If the authority's Legal Department were to become aware of any pending legal action a note should be attached to the file confirming that the file should not be destroyed.

Records that can be destroyed after effective use

As a rule, the following types of records have no significant operational, informational or evidential value. They can therefore be destroyed as soon as they have served their primary purpose.

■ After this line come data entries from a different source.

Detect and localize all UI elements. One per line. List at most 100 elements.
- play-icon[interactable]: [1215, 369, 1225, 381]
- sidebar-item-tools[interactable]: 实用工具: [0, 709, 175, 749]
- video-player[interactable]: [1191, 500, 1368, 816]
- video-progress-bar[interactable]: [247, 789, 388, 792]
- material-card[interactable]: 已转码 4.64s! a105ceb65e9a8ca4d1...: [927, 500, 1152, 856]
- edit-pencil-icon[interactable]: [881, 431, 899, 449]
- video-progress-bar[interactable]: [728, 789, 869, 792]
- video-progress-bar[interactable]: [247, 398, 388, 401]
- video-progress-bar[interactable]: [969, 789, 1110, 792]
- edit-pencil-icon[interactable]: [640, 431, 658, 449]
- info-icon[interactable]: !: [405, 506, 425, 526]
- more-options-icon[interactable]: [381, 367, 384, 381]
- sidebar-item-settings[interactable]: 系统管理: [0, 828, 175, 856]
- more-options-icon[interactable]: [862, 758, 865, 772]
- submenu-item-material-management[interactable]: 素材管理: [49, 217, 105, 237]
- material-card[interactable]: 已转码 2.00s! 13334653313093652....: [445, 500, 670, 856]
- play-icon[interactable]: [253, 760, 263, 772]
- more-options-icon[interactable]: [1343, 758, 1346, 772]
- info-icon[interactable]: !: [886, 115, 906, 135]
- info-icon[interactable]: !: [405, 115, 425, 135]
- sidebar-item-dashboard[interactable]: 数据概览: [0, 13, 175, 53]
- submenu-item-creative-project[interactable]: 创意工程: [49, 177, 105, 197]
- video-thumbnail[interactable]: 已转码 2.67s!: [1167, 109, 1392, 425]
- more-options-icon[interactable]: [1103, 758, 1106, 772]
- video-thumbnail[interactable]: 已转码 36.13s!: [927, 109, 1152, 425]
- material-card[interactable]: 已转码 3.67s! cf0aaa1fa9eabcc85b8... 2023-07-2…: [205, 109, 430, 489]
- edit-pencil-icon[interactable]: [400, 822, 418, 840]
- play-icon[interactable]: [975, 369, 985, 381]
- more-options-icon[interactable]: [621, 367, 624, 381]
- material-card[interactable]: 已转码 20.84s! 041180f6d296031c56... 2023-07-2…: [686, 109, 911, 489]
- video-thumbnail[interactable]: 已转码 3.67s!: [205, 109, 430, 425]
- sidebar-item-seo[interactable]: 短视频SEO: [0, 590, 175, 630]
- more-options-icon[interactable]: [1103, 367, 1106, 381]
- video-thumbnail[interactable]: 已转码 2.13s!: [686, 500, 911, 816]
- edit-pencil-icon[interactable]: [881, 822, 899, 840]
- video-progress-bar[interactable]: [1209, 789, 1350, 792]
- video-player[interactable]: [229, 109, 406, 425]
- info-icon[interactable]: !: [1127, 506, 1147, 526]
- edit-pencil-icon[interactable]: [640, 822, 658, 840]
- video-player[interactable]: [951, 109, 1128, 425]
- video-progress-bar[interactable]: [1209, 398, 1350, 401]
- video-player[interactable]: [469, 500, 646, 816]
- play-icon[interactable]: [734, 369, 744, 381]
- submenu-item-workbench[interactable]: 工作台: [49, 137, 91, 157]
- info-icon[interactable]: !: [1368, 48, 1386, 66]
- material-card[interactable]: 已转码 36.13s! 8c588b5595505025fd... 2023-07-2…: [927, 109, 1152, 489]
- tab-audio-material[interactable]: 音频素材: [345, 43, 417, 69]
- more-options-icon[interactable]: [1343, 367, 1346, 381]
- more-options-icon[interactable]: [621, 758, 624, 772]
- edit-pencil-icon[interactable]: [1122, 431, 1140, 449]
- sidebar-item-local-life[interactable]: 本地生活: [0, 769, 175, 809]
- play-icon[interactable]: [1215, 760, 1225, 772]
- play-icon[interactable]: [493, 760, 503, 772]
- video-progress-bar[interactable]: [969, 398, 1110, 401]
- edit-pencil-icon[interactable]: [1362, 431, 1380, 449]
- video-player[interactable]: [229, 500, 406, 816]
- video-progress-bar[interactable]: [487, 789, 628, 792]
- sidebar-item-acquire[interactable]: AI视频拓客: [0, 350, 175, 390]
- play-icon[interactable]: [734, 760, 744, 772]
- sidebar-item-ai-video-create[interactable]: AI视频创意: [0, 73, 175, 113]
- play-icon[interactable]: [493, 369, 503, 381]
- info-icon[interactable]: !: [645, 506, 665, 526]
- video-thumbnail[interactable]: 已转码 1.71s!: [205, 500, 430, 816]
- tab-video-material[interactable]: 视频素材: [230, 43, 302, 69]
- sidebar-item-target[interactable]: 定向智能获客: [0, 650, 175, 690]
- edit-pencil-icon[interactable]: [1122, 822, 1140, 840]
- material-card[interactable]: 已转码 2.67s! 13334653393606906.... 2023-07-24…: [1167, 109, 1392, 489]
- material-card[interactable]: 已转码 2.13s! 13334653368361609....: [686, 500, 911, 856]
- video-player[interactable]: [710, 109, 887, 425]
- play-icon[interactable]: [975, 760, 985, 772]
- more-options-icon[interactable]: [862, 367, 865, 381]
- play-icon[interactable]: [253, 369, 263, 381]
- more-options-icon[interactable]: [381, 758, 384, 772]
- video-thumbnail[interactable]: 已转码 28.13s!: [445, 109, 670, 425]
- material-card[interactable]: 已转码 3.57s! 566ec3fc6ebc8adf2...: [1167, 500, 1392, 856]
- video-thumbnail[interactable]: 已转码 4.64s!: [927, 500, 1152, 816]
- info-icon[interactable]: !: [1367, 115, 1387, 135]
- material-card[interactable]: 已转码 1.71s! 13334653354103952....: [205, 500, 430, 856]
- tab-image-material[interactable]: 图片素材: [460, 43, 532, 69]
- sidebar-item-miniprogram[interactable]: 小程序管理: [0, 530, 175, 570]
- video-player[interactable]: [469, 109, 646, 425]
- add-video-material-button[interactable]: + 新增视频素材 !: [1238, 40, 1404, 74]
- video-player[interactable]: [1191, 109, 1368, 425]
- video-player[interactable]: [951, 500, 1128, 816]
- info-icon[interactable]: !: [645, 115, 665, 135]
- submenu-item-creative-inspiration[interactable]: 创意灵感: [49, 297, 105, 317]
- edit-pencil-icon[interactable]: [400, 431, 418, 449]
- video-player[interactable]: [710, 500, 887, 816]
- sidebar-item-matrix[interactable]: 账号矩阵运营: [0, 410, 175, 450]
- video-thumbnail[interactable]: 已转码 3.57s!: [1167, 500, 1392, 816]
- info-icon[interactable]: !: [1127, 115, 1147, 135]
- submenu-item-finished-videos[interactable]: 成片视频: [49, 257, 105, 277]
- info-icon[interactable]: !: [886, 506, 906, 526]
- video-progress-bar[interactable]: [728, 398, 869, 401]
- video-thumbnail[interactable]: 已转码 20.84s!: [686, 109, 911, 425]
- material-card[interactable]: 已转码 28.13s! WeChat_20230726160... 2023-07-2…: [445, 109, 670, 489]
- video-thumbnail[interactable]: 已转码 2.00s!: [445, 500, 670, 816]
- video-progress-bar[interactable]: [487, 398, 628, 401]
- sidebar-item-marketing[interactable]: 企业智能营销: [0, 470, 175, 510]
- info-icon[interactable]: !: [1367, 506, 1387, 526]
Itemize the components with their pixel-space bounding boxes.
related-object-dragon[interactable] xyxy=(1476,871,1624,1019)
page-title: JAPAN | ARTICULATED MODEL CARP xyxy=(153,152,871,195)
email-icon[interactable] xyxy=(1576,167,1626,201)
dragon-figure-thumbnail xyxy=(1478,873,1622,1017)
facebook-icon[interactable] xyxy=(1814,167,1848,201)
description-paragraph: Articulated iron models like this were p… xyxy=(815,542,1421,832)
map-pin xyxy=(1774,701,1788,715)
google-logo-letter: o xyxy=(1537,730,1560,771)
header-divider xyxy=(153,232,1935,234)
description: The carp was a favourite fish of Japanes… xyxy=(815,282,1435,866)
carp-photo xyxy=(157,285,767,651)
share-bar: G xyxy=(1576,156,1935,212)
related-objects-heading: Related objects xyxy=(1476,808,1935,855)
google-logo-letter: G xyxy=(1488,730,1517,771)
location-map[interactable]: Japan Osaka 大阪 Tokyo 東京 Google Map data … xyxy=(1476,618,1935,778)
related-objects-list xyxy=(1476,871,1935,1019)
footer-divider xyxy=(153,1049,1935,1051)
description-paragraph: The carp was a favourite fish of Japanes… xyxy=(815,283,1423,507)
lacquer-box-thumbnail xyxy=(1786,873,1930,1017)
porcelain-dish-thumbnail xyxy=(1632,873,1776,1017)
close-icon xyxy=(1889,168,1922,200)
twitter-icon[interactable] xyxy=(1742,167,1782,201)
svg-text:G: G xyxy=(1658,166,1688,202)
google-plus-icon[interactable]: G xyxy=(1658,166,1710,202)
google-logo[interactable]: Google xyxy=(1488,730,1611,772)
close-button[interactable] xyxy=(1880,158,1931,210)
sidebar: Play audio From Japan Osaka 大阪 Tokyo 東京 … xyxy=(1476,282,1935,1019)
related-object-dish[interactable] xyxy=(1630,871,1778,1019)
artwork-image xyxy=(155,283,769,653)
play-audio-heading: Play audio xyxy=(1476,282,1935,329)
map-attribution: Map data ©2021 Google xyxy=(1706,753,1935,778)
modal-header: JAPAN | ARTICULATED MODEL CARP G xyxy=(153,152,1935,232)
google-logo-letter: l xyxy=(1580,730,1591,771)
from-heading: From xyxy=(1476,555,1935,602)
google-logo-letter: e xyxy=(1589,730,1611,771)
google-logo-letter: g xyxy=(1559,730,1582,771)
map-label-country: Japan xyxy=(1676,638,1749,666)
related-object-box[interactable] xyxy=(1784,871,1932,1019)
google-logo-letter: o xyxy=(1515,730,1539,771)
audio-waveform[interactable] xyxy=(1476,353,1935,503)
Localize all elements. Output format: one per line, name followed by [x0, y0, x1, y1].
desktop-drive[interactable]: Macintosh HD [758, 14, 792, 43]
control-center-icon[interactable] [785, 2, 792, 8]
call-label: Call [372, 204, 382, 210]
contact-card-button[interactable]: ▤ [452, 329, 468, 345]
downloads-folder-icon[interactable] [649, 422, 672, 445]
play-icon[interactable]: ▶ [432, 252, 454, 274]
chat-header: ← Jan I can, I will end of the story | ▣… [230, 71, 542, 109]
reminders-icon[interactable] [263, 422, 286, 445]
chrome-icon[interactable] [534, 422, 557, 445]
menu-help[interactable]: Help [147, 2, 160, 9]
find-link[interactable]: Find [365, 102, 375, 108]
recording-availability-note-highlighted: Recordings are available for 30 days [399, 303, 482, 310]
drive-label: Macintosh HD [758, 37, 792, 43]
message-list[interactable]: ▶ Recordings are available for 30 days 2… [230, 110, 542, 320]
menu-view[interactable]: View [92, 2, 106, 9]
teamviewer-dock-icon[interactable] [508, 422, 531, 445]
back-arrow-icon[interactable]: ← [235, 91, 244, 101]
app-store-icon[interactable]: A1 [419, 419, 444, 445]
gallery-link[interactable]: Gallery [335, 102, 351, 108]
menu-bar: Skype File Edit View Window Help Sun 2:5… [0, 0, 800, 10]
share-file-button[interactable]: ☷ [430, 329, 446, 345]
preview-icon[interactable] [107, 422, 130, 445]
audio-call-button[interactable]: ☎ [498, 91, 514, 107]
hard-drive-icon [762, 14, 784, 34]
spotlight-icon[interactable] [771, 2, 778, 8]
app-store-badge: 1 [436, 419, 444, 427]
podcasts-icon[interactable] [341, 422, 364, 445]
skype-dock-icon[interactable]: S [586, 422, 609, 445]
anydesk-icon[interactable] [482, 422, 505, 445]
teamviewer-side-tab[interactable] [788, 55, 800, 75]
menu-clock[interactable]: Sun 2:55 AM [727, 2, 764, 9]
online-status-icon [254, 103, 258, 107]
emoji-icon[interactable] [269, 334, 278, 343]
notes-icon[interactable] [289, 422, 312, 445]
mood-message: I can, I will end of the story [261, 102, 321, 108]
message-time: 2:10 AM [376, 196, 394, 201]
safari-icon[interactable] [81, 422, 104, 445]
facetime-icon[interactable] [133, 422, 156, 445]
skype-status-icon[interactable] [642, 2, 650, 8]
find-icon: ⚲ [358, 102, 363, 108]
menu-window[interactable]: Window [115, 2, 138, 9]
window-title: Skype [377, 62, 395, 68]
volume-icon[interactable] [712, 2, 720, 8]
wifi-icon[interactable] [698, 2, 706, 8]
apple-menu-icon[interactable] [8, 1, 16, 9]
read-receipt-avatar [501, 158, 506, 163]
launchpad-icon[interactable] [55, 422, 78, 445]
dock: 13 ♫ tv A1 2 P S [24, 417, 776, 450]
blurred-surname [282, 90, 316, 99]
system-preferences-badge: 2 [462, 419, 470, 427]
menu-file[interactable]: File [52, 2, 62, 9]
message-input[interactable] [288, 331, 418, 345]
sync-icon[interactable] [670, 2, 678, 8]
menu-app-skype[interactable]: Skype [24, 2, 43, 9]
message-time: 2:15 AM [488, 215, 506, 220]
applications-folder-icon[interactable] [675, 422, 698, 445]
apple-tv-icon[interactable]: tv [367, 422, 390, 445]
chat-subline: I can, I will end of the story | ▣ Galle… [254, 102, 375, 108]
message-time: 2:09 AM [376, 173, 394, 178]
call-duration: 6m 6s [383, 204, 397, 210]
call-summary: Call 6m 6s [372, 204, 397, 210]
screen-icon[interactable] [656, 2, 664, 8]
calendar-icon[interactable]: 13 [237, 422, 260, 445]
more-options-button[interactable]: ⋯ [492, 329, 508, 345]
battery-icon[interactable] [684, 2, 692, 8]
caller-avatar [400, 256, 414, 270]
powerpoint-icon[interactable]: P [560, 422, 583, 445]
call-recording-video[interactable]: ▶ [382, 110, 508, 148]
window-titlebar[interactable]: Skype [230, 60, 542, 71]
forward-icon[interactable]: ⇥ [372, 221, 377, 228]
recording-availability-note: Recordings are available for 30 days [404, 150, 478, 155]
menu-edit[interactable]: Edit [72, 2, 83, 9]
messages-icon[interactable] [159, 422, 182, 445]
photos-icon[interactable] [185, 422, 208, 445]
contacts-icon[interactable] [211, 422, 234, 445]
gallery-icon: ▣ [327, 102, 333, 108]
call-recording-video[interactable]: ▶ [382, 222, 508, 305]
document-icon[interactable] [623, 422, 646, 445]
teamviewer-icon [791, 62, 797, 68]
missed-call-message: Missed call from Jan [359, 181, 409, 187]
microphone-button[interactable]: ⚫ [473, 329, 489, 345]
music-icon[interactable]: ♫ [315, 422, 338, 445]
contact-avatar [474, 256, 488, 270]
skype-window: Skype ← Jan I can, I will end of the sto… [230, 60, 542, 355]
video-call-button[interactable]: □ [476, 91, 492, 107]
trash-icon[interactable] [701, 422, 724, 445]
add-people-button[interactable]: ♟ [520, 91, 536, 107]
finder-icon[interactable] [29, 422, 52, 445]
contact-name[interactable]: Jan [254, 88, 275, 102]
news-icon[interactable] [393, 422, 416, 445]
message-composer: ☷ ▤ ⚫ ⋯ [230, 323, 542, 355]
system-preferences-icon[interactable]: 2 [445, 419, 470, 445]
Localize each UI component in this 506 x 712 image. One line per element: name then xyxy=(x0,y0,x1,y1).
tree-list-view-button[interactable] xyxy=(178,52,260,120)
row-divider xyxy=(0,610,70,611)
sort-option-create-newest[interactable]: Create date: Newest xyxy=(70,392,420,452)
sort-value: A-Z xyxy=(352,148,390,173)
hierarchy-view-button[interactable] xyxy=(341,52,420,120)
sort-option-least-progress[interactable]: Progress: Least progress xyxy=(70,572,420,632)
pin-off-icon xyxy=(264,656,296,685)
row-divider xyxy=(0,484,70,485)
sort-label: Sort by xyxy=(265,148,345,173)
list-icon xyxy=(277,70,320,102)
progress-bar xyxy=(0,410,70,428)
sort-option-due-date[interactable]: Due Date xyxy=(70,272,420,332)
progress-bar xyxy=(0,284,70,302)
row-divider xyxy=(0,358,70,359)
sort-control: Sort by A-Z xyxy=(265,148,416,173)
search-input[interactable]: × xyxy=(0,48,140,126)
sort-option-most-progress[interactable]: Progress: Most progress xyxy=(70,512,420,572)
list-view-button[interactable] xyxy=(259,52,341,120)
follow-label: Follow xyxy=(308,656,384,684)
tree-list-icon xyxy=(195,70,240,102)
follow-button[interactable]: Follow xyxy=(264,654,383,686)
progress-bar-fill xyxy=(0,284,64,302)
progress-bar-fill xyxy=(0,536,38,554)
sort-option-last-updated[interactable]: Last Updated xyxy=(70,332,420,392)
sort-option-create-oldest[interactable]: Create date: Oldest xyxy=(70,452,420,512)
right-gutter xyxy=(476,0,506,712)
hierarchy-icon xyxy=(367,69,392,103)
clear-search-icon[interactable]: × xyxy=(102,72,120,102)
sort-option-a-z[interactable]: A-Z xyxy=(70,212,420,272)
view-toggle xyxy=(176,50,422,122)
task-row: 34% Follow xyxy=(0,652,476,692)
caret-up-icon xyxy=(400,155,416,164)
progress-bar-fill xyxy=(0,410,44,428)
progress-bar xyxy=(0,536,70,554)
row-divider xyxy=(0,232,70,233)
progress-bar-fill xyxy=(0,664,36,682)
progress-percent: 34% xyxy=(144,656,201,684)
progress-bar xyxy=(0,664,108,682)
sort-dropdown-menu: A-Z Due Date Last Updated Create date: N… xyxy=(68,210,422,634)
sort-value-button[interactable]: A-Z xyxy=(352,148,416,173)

  • Announcements and notices of meetings and other events, and notifications of acceptance or apologies
  • Requests for stock information such as maps and travel directions, brochures etc.
  • Requests for, and confirmations of, reservations for internal services (e.g. meeting rooms, car parking spaces, pool cars) where no internal charges are made
  • Requests for, and confirmations of, reservations with third parties (e.g. travel, hotel accommodation, restaurants) when invoices have been received
  • Transmission documents - letters, fax cover sheets, routing slips, compliments slips and similar items which accompany documents but do not add any value to them
  • Message slips
  • Superseded address lists and distribution lists
  • Duplicate documents such as CC and FYI copies
  • Unaltered drafts of documents and reports
  • Snapshot printouts or extracts from databases
  • Day files (chronological copies of correspondence)
  • Personal diaries, address books etc.
  • Working papers, where the results have been written into an official document and which are not required to support it
  • Stocks of in-house publications which are obsolete, superseded or otherwise not required (e.g. magazines, marketing materials, prospectuses, catalogues, manuals, directories, forms, and other material produced for wide distribution)
  • Published or reference materials received from other parts of the Council, from vendors or other external organisations, which require no action and are not needed for record purposes (e.g. trade magazines, vendor catalogues, flyers, newsletters).

Our retention schedule has been compiled with detailed consultation with directorate representatives from across the Council and guidance from the Records Management Society of Great Britain. It should therefore be seen as the single source of advice regarding retention of records and any local guidance should always follow information contained in this master document.